The results of single guide D editing in AB6 mice (Experiment 5) with a donor template are depicted. Mice are numbered as in Fig. 2b. The B6 allele is indicated with the positions of guides B and D as in Fig. 1. Sequencing results from unaltered Tyr alleles are not shown (5.4.2, 5.5.2, 5.7.2). Deleted nt (-). Inserted nt in brackets.
Figure 7.
Homologous recombination (HR) in founder mice.
(a) Genomic DNA was amplified with primers (Table 4) designed to flank the Tyr mutation site resulting in a PCR product of 1555bp (solid arrow). Amplification of mice 3.1 and 4.9 yielded multiple smaller molecular weight bands. The bands represented by asterisks have been confirmed by sequence analysis and represent an alternate truncated allele. Interestingly, the phenomenon of heteroduplex formation (arrowheads) is also evident in mice with more than one allele size. These artifacts are thought to occur upon heterologous binding of DNA strand from each allele (Thompson et al. 2002). Sanger sequencing of predicted heteroduplex bands confirmed the mixture of both higher and lower molecular weight bands in the product. To eliminate interference with the restriction analysis, the 1555bp band was excised from the gel for all of these mice and subjected to SalI digest (b). (c) Black-eyed progeny from mouse 4.9 all appeared to be positive for donor insertion. The predicted digestion products of 835bp and 720bp are indicated by the dashed arrow. The 100bp molecular weight marker was loaded in the left-most lane of each agarose gel with sizes as indicated (in Kb). B6: C57BL/6, AB6: C57BL/6 Albino. Mouse numbers are consistent with the text.
Figure 8.
Large deletions occur with CRISPR-Cas9-mediated genome editing.

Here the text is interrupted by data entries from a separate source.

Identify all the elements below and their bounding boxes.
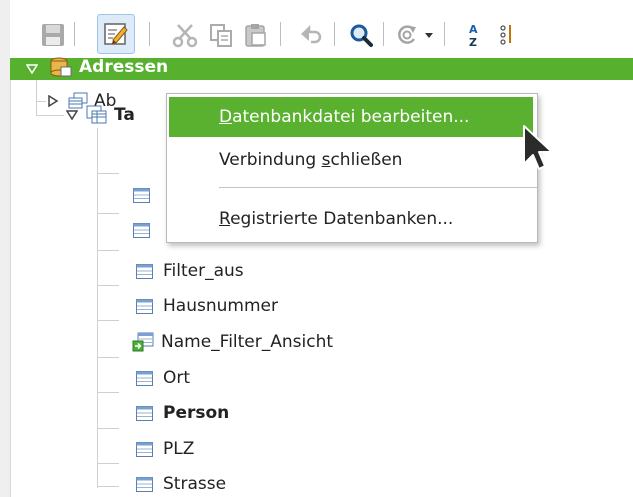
edit-button[interactable] bbox=[97, 14, 135, 54]
expand-triangle-icon[interactable] bbox=[47, 95, 59, 107]
refresh-dropdown-button[interactable] bbox=[418, 18, 440, 52]
tree-item-table[interactable]: Hausnummer bbox=[136, 294, 278, 318]
tree-item-label: Ta bbox=[114, 105, 135, 125]
tree-connector bbox=[97, 357, 119, 358]
paste-button[interactable] bbox=[239, 18, 273, 52]
tree-connector bbox=[97, 128, 98, 488]
svg-text:A: A bbox=[469, 23, 478, 36]
tree-connector bbox=[97, 285, 119, 286]
paste-icon bbox=[245, 24, 266, 47]
tree-connector bbox=[97, 428, 119, 429]
undo-button[interactable] bbox=[293, 18, 327, 52]
copy-button[interactable] bbox=[204, 18, 238, 52]
tree-connector bbox=[97, 320, 119, 321]
tree-root-row[interactable]: Adressen bbox=[10, 57, 633, 80]
sort-ascending-icon: A Z bbox=[469, 23, 478, 49]
cut-icon bbox=[172, 24, 198, 48]
menu-item-edit-database-file[interactable]: Datenbankdatei bearbeiten... bbox=[169, 97, 533, 137]
table-icon bbox=[133, 188, 150, 203]
toolbar-separator bbox=[383, 22, 384, 46]
table-icon bbox=[136, 298, 153, 314]
tree-item-label: PLZ bbox=[163, 439, 195, 459]
sort-descending-icon bbox=[500, 25, 511, 45]
tree-item-label: Hausnummer bbox=[163, 296, 278, 316]
copy-icon bbox=[210, 24, 232, 47]
sort-descending-button[interactable] bbox=[488, 18, 522, 52]
table-icon bbox=[133, 223, 150, 238]
menu-item-registered-databases[interactable]: Registrierte Datenbanken... bbox=[167, 199, 537, 239]
tree-connector bbox=[97, 213, 119, 214]
context-menu: Datenbankdatei bearbeiten... Verbindung … bbox=[166, 93, 538, 243]
menu-item-close-connection[interactable]: Verbindung schließen bbox=[167, 140, 537, 180]
refresh-icon bbox=[398, 25, 416, 44]
tree-item-label: Person bbox=[163, 403, 230, 423]
table-icon bbox=[136, 476, 153, 492]
tree-connector bbox=[97, 463, 119, 464]
tree-item-table[interactable]: Filter_aus bbox=[136, 259, 244, 283]
tables-folder-icon bbox=[86, 105, 107, 124]
undo-icon bbox=[301, 24, 322, 44]
tree-item-label: Name_Filter_Ansicht bbox=[161, 332, 334, 352]
toolbar-separator bbox=[280, 22, 281, 46]
edit-icon bbox=[104, 23, 128, 45]
table-icon bbox=[136, 405, 153, 421]
table-icon bbox=[136, 441, 153, 457]
tree-item-tables[interactable]: Ta bbox=[66, 103, 135, 127]
toolbar-separator bbox=[149, 22, 150, 46]
tree-connector bbox=[97, 173, 119, 174]
collapse-triangle-icon[interactable] bbox=[66, 110, 78, 120]
toolbar-separator bbox=[74, 22, 75, 46]
save-button[interactable] bbox=[36, 18, 70, 52]
tree-item-table[interactable]: PLZ bbox=[136, 437, 194, 461]
cut-button[interactable] bbox=[168, 18, 202, 52]
menu-item-label: Verbindung schließen bbox=[219, 150, 403, 170]
svg-text:Z: Z bbox=[469, 36, 477, 49]
tree-connector bbox=[36, 115, 64, 116]
tree-item-table[interactable]: Ort bbox=[136, 366, 190, 390]
view-icon bbox=[132, 332, 154, 352]
save-icon bbox=[42, 24, 64, 46]
toolbar-separator bbox=[334, 22, 335, 46]
tree-root-label: Adressen bbox=[79, 57, 169, 77]
find-button[interactable] bbox=[344, 18, 378, 52]
collapse-triangle-icon[interactable] bbox=[26, 64, 38, 74]
tree-item-table[interactable]: Person bbox=[136, 401, 229, 425]
sort-ascending-button[interactable]: A Z bbox=[456, 18, 490, 52]
menu-item-label: Registrierte Datenbanken... bbox=[219, 209, 454, 229]
toolbar: A Z bbox=[10, 0, 633, 58]
tree-connector bbox=[97, 392, 119, 393]
tree-connector bbox=[36, 80, 37, 116]
database-icon bbox=[50, 57, 72, 77]
table-icon bbox=[136, 370, 153, 386]
tree-item-view[interactable]: Name_Filter_Ansicht bbox=[132, 330, 333, 354]
dropdown-arrow-icon bbox=[425, 33, 433, 38]
menu-item-label: Datenbankdatei bearbeiten... bbox=[219, 107, 470, 127]
mouse-pointer-icon bbox=[523, 125, 553, 170]
tree-item-label: Filter_aus bbox=[163, 261, 244, 281]
menu-separator bbox=[219, 187, 537, 188]
tree-connector bbox=[97, 486, 119, 487]
tree-connector bbox=[97, 250, 119, 251]
tree-item-label: Ort bbox=[163, 368, 191, 388]
find-icon bbox=[350, 24, 373, 47]
tree-item-label: Strasse bbox=[163, 474, 227, 494]
toolbar-separator bbox=[444, 22, 445, 46]
table-icon bbox=[136, 263, 153, 279]
tree-connector bbox=[36, 101, 46, 102]
tree-item-table[interactable]: Strasse bbox=[136, 472, 226, 496]
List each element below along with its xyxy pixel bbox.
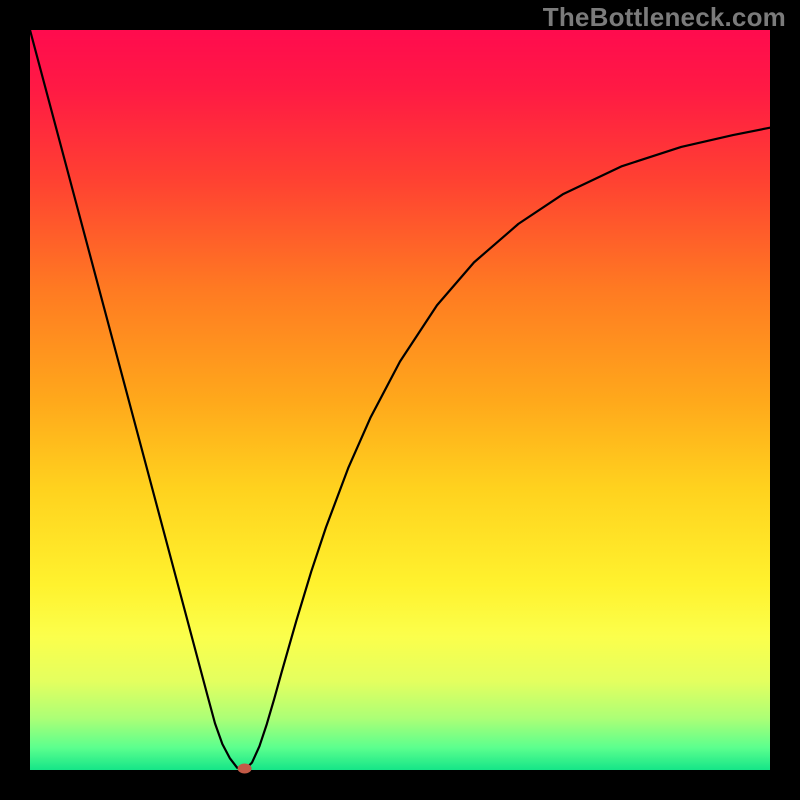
plot-background <box>30 30 770 770</box>
optimal-point-marker <box>238 764 252 774</box>
chart-frame: TheBottleneck.com <box>0 0 800 800</box>
bottleneck-chart <box>0 0 800 800</box>
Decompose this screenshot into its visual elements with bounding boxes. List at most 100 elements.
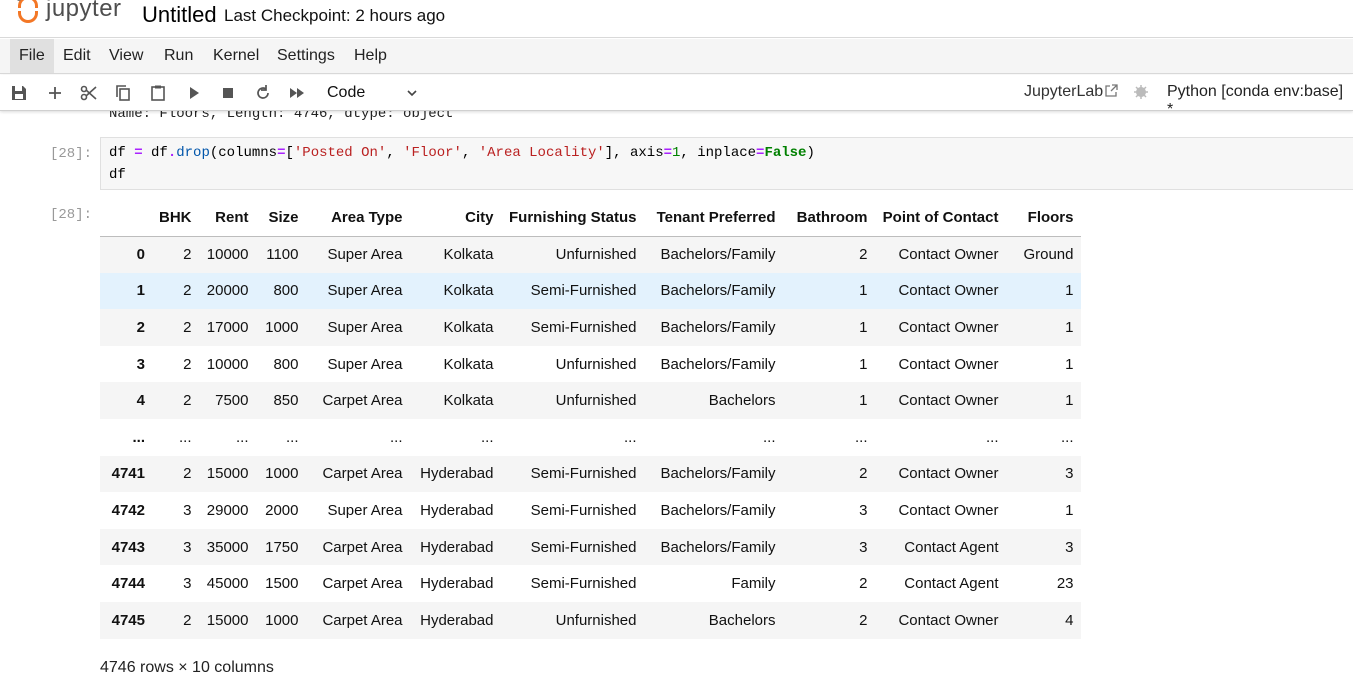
code-token: ], axis: [604, 145, 664, 161]
cut-icon: [80, 85, 97, 101]
menu-kernel[interactable]: Kernel: [204, 39, 268, 73]
table-row: 4745 2 15000 1000 Carpet Area Hyderabad Unfurn…: [100, 601, 1081, 639]
table-cell: Hyderabad: [420, 575, 494, 593]
row-index: 4744: [111, 575, 145, 593]
table-cell: Bachelors/Family: [660, 501, 776, 519]
notebook-title[interactable]: Untitled: [142, 2, 217, 28]
menu-run[interactable]: Run: [155, 39, 202, 73]
table-cell: 1000: [265, 318, 299, 336]
stop-icon: [223, 88, 233, 98]
table-cell: ...: [985, 428, 999, 446]
code-token: ): [806, 145, 815, 161]
table-cell: 2: [183, 246, 192, 264]
menu-view[interactable]: View: [100, 39, 152, 73]
table-cell: 800: [273, 282, 299, 300]
run-icon: [190, 87, 199, 99]
table-cell: 3: [859, 501, 868, 519]
logo-text: jupyter: [46, 0, 122, 22]
kernel-name[interactable]: Python [conda env:base] *: [1167, 83, 1353, 119]
restart-kernel-button[interactable]: [251, 81, 275, 105]
add-cell-icon: [49, 87, 61, 99]
cut-button[interactable]: [77, 81, 101, 105]
table-cell: ...: [623, 428, 637, 446]
cell-type-select[interactable]: Code: [318, 80, 422, 106]
table-cell: ...: [480, 428, 494, 446]
table-cell: Contact Owner: [898, 355, 999, 373]
table-cell: Contact Owner: [898, 611, 999, 629]
save-button[interactable]: [7, 81, 31, 105]
code-token: ,: [386, 145, 404, 161]
code-editor[interactable]: df = df.drop(columns = ['Posted On', 'Floo…: [100, 137, 1353, 190]
column-header: Furnishing Status: [500, 199, 644, 237]
row-index: 3: [136, 355, 145, 373]
menu-help[interactable]: Help: [345, 39, 396, 73]
table-cell: Kolkata: [443, 392, 494, 410]
table-cell: Carpet Area: [322, 465, 403, 483]
paste-button[interactable]: [146, 81, 170, 105]
output-prompt: [28]:: [50, 207, 93, 223]
menu-settings[interactable]: Settings: [268, 39, 344, 73]
jupyter-logo[interactable]: jupyter: [16, 0, 122, 24]
table-cell: 2: [859, 246, 868, 264]
table-cell: 45000: [206, 575, 249, 593]
table-cell: 15000: [206, 465, 249, 483]
table-cell: 3: [1065, 465, 1074, 483]
code-token: , inplace: [680, 145, 757, 161]
menu-bar: File Edit View Run Kernel Settings Help: [0, 39, 1353, 74]
table-cell: Bachelors/Family: [660, 538, 776, 556]
table-cell: 1: [1065, 392, 1074, 410]
paste-icon: [151, 85, 165, 101]
column-header: Floors: [1005, 199, 1081, 237]
table-cell: Super Area: [327, 318, 403, 336]
table-row: 0 2 10000 1100 Super Area Kolkata Unfurnished B…: [100, 236, 1081, 273]
column-header: Size: [255, 199, 306, 237]
menu-edit[interactable]: Edit: [54, 39, 100, 73]
column-header: City: [409, 199, 501, 237]
table-cell: 7500: [215, 392, 249, 410]
table-row: 4 2 7500 850 Carpet Area Kolkata Unfurnished Ba…: [100, 382, 1081, 419]
restart-icon: [257, 85, 269, 99]
table-row: 4743 3 35000 1750 Carpet Area Hyderabad Semi-F…: [100, 528, 1081, 566]
table-row: 4744 3 45000 1500 Carpet Area Hyderabad Semi-F…: [100, 565, 1081, 602]
notebook-toolbar: Code JupyterLab Python [conda env:base] …: [0, 75, 1353, 118]
table-cell: Bachelors/Family: [660, 282, 776, 300]
table-cell: Carpet Area: [322, 538, 403, 556]
table-cell: ...: [285, 428, 299, 446]
table-cell: ...: [178, 428, 192, 446]
row-index: 4: [136, 392, 145, 410]
table-cell: 1000: [265, 611, 299, 629]
menu-file[interactable]: File: [10, 39, 54, 73]
code-token: .: [167, 145, 177, 161]
table-cell: 2: [183, 318, 192, 336]
table-cell: Contact Owner: [898, 318, 999, 336]
table-cell: 10000: [206, 355, 249, 373]
table-cell: Semi-Furnished: [530, 538, 637, 556]
column-header: Bathroom: [782, 199, 875, 237]
row-index: 4742: [111, 501, 145, 519]
table-cell: Bachelors/Family: [660, 246, 776, 264]
add-cell-button[interactable]: [43, 81, 67, 105]
table-cell: 1: [859, 392, 868, 410]
copy-button[interactable]: [111, 81, 135, 105]
stop-kernel-button[interactable]: [216, 81, 240, 105]
table-cell: Semi-Furnished: [530, 282, 637, 300]
row-index: ...: [132, 428, 145, 446]
row-index: 2: [136, 318, 145, 336]
table-cell: 1750: [265, 538, 299, 556]
table-cell: Semi-Furnished: [530, 575, 637, 593]
table-cell: Hyderabad: [420, 465, 494, 483]
row-index: 1: [136, 282, 145, 300]
table-cell: Bachelors/Family: [660, 465, 776, 483]
table-cell: ...: [854, 428, 868, 446]
table-cell: 1: [859, 282, 868, 300]
table-cell: 1: [1065, 355, 1074, 373]
table-cell: 2: [183, 392, 192, 410]
run-all-button[interactable]: [285, 81, 309, 105]
table-cell: 1: [1065, 318, 1074, 336]
table-cell: 2: [183, 355, 192, 373]
table-cell: 15000: [206, 611, 249, 629]
column-header: Point of Contact: [874, 199, 1006, 237]
jupyterlab-link[interactable]: JupyterLab: [1024, 83, 1103, 101]
kernel-status-icon: [1134, 85, 1148, 99]
run-cell-button[interactable]: [182, 81, 206, 105]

(a) Three sets of PCR primers (Table 4) were used to identify large deletions (>600 nt) across the targeted region. The position of the 5′ end of the primer relative to predicted Cas9 cleavage site for the closest sgRNA is shown in parenthesis. The hash marks indicate regions that are not depicted in this panel. Guide B and D target sites are labeled (B) and (D), respectively. The positions of deleted nt are shown with respect the alleles in which they were identified below the schematic of the gene. (b) The identity of the large 42.6kb deletion from allele 2.6.2 is depicted as the sequence tracing of PCR product of the fused gene demonstrates the NHEJ repair junction. The numbering is based on the GRCm38.p2 reference assembly (mm10) for Mus musculus.
Figure 9.
Clustered distribution of deleted nucleotides by CRISPR-Cas9-mediated genome editing.
The number of times a particular nt was found to be deleted upon sequence analysis is represented by the bar above the specific nt. The DNA sequence indicates the PAM sites in red with the sgRNA recognition site for guides B and D in a box, with the guide identity indicated by the arrow below it. For each guide, the predicted cleavage site of Cas9 is indicated as the site between the two red bars. (a) An analysis of all deleted regions from sequence alleles containing one or two disrupted sites without the loss of the intervening residues. (b) As in (a), but with all alleles (including intervening deletions) plotted. The data represent sequence results of 47 alleles from the 29 genome edited mice with indels.
Figure 10.
Indel frequency in Cas9-modified mice does not correlate with survival.
The number of pups with indels, regardless of survival, is plotted as a frequency per injection. All mice that did not survive to at least 3 weeks were categorized as “dead”. A total of 16 independent injections (dead = 10, alive = 6) with range, mean, and SEM are plotted. p = 0.28, Two-tailed Student’s t-test. ns: non-significant.